Put this way, the topic also speaks to the question of our organizational values, an issue that lately has been raised both in meetings for heads of subjects at our faculty and by the rector’s leading management team. Could we get better at defining our core values at Åbo Akademi university, and what would these be?

The notion of organizational values is sometimes met with some degrees of healthy suspicion. Do not organizational values primarily represent an instrumental way of branding an organization, of creating looks of something nice and attractive. If that happens, organizational values are deprived of relevance, and they do not reflect the identity of the organization itself.

What should, for instance, be intrinsic core values for a university?

Organizational values can also remain superficial and not implemented to the degree needed. For obvious reasons, inclusion and equality are today common core values in many organizations. As part of our strategy at AAU it is, among other things, claimed that:

Åbo Akademi University will also be an international workplace that recognises and utilises the knowledge and competences of the staff and students. Equality, non-discrimination, inclusion, health, career paths, flexibility and responsibility are self-evident aspects of the dynamic study and work environment at Åbo Akademi University.
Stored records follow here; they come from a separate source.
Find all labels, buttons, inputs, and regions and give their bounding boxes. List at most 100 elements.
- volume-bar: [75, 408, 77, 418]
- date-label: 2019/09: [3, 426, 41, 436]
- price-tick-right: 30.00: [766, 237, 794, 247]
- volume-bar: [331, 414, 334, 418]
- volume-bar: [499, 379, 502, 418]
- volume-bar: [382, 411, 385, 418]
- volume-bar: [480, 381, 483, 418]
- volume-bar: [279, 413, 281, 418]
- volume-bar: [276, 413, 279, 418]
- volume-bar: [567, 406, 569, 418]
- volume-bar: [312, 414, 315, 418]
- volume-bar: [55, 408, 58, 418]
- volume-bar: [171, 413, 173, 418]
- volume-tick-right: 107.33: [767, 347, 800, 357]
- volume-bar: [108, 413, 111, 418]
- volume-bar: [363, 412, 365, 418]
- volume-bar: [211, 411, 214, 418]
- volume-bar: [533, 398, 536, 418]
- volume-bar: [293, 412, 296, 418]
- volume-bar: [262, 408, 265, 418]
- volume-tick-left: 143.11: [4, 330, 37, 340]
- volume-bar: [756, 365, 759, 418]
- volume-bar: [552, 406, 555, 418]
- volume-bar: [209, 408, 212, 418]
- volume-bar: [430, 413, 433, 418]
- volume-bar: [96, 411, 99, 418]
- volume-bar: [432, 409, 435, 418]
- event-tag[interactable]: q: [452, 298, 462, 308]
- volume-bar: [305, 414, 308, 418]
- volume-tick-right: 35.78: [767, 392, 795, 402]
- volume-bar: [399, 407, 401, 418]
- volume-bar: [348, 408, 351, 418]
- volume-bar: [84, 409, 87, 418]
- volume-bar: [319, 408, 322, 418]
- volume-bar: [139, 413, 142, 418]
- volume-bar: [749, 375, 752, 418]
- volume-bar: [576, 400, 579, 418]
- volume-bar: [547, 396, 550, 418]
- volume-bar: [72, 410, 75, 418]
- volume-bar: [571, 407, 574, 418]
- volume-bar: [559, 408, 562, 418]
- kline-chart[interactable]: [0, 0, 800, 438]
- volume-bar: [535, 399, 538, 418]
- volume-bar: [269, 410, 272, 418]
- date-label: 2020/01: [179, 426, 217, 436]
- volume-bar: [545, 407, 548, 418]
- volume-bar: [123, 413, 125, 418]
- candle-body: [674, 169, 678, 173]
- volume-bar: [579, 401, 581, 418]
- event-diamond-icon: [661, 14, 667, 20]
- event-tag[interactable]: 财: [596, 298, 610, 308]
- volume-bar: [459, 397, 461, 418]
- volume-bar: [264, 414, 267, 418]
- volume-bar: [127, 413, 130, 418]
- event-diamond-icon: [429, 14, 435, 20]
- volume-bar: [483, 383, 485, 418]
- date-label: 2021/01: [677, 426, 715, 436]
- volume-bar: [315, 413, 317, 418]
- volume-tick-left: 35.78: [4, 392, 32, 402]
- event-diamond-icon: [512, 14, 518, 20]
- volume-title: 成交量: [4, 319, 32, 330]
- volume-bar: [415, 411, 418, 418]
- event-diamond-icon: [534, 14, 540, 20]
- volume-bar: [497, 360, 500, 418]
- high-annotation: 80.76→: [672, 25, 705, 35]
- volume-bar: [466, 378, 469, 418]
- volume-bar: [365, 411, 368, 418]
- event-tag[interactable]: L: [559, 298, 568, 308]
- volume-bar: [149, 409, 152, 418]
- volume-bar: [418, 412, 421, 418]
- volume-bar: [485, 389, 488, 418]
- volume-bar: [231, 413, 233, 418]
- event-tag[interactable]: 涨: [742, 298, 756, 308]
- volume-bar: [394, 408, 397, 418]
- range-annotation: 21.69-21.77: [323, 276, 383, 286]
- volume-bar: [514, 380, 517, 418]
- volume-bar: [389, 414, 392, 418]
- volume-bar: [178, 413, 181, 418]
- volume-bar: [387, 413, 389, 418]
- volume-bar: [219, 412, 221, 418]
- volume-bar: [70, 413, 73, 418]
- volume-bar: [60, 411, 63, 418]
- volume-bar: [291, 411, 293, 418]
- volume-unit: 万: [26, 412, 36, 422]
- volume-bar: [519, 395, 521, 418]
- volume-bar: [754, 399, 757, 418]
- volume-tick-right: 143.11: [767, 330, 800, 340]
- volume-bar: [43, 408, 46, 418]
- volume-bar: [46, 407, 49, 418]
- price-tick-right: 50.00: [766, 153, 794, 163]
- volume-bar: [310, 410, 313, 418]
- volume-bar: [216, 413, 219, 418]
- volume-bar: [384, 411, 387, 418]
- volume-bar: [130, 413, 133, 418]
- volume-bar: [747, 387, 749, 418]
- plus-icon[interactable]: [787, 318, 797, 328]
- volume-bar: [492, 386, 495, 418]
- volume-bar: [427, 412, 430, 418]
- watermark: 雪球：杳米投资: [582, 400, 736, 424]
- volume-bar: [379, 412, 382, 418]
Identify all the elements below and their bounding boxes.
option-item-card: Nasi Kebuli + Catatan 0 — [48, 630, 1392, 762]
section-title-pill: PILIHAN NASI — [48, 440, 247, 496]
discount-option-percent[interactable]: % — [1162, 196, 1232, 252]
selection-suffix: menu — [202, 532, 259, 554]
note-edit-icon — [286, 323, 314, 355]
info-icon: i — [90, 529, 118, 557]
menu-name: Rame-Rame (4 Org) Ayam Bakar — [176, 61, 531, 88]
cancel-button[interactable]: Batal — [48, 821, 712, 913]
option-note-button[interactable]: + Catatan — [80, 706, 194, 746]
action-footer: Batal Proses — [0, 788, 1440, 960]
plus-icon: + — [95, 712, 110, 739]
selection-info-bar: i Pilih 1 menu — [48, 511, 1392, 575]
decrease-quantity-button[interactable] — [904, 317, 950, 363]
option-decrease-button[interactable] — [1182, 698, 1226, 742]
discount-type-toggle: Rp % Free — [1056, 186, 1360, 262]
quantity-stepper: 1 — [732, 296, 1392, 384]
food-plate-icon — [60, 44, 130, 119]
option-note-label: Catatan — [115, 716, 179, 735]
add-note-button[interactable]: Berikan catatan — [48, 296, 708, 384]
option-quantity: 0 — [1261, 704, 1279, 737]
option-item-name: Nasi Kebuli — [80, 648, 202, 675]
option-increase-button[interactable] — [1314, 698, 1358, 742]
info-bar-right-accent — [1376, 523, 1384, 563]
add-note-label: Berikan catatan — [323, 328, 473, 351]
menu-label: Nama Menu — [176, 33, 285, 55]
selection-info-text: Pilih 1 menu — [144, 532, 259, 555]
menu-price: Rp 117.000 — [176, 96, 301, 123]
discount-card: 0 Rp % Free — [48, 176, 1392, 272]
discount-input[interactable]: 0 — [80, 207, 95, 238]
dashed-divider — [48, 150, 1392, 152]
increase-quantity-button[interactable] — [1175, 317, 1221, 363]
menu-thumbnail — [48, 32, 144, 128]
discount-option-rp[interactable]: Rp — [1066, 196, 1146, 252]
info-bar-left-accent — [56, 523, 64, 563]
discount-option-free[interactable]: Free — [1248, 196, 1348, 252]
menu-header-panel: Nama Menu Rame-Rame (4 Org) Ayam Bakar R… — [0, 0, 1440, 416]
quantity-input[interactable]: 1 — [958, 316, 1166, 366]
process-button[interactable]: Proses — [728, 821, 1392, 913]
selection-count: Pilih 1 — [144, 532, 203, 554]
Still, people with knowledge in e.g. studies of gender, sexuality and race have often been able to address how much effort it requires to reach far enough with adhering to such values and to be seen as reliable and sincere in this matter. Organizational values can also be only empty talk.

From another perspective, we can also claim that the values we are dependent of for working together are, and need to be, closely tied up with the different roles we have in relation to each other. From being e.g. students, teachers, or service providers, follows different expectations with regards to our code of conduct. What could be a common point for and unite these roles?

Nonetheless, we are one community and I do think we need ways of thinking of how we work together. We need ways of discussing and articulating this, including what our context – the fact that we are a university – means for all this.

I have brought up a couple of critical points with regards to the idea of core organizational values. Already these indicate that any process on organizational values must be sincere, reflective, critical and context bound. It is therefore something that also takes time and engagement, and demands bravery.

Finally, perhaps there is also another way to think of values for living together as a working community. In contrast to an instrumental approach based on our specific roles, or our goals and what we want to achieve, we can depart from more basic questions, such as: What is needed in this situation? What can we do for each other? How can we help?

It was the same kind of basic questions that made a difference in the case of the researcher and the students, and this can also be a model for thinking of organisational values. We can make space for a basic humanity also within the university context, a community where we live and work together as students, teachers, researchers, and personnel in administration and other facilitating duties. Such a notion – being human together – can also make a difference here for our campus community.